Please some one define to me what are the actual meanings of NON SALARIED EMPLOYMENT.
My second question is how UKBA calculate and treat income comes through Non Salaried Employment.
I applied for spouse visa one of my wife wage slip is less then 1550£.Our lawyer told us that its okay if your one wage slip is less then 1550£.
We applied under cat A.
Thanks


----------



## KHP (Oct 25, 2012)

Warif said:


> Please some one define to me what are the actual meanings of NON SALARIED EMPLOYMENT.
> My second question is how UKBA calculate and treat income comes through Non Salaried Employment.
> I applied for spouse visa one of my wife wage slip is less then 1550£.Our lawyer told us that its okay if your one wage slip is less then 1550£.
> We applied under cat A.
> Thanks


Hi there,

I'm sure all payslips have to show over £1550 per month if you apply under CAT A. If you apply under CAT B and supply 12 months of payslips and one is less than £1550 it is okay if added together the 12 payslips add up to the £18,600 minimum. Your application may well be rejected (or put on hold) if you applied under CAT A. Your legal adviser should know this.

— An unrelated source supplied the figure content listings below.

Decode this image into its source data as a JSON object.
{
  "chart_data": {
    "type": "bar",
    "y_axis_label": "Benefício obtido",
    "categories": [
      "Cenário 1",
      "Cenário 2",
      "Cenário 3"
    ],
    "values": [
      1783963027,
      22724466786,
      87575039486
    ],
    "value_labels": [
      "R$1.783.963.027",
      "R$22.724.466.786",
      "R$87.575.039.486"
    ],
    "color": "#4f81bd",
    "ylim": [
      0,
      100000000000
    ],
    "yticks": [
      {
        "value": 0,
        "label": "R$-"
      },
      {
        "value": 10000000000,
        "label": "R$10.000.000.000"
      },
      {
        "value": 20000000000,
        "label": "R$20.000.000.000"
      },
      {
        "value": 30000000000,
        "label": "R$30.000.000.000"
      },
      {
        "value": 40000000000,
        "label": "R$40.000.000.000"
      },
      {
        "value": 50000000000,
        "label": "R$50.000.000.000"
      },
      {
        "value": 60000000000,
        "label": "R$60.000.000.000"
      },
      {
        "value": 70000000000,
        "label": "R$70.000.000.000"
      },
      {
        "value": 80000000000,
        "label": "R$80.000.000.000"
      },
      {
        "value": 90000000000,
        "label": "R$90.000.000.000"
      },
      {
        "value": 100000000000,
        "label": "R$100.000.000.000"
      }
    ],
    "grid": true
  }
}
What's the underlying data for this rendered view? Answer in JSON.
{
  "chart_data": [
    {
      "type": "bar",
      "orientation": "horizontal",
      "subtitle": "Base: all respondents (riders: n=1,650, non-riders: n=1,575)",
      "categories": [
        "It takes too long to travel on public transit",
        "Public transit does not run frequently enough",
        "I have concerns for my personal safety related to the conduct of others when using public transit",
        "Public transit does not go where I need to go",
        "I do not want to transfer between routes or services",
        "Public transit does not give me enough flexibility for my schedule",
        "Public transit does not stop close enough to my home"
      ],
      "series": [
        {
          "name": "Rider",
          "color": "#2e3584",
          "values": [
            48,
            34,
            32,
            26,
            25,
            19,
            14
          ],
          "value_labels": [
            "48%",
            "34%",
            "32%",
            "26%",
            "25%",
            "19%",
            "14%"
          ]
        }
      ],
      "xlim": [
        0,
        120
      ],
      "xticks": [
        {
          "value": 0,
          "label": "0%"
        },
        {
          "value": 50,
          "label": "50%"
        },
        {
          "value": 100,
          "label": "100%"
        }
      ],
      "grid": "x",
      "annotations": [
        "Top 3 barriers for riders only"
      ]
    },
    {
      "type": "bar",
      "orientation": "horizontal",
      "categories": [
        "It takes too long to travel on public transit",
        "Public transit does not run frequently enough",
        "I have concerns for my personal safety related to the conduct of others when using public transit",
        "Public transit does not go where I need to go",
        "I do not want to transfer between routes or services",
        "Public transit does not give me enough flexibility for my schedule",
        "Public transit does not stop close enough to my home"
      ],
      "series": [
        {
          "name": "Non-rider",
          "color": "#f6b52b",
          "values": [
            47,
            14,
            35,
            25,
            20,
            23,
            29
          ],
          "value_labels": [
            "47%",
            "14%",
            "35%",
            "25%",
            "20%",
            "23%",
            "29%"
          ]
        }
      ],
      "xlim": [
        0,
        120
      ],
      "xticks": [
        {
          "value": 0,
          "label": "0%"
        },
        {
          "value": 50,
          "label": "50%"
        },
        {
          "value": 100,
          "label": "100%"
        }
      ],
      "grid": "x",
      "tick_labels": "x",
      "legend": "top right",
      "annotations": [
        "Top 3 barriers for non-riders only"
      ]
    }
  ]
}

Someone more knowledgeable will have to answer you question about non-salaried employment.

Good luck,
KHP


----------



## Warif (Mar 27, 2013)

KHP said:


> Hi there,
> 
> I'm sure all payslips have to show over £1550 per month if you apply under CAT A. If you apply under CAT B and supply 12 months of payslips and one is less than £1550 it is okay if added together the 12 payslips add up to the £18,600 minimum. Your application may well be rejected (or put on hold) if you applied under CAT A. Your legal adviser should know this.
> 
> ...


Non-salaried income = (gross earnings from employment held throughout the 6 month period, divided by 6) x 12
= ((25 weeks x 450 + 1 week x 150) ÷ 6) x 12
= (11,400 ÷ 6) x 12
= £22,800
So the financial requirement is met through Category A non-salaried employment.
I just read this on ukba website.


----------



## KHP (Oct 25, 2012)

Warif said:


> Non-salaried income = (gross earnings from employment held throughout the 6 month period, divided by 6) x 12
> = ((25 weeks x 450 + 1 week x 150) ÷ 6) x 12
> = (11,400 ÷ 6) x 12
> = £22,800
> ...


Yes, you should be OK then.

Good luck.
KHP


----------



## Joppa (Sep 7, 2009)

Non-salaried employment is when your pay varies depending on how much work you do, such as those who are daily or hourly paid. To evidence such income, just add up all the pay received over 6 months and double it. Employment letter and contract will make it clear if you are salaried or not (such as hourly paid, on zero-hour contract etc). If you are salaried, even one monthly pay slip below £1,550 will disqualify you under Cat A.


----------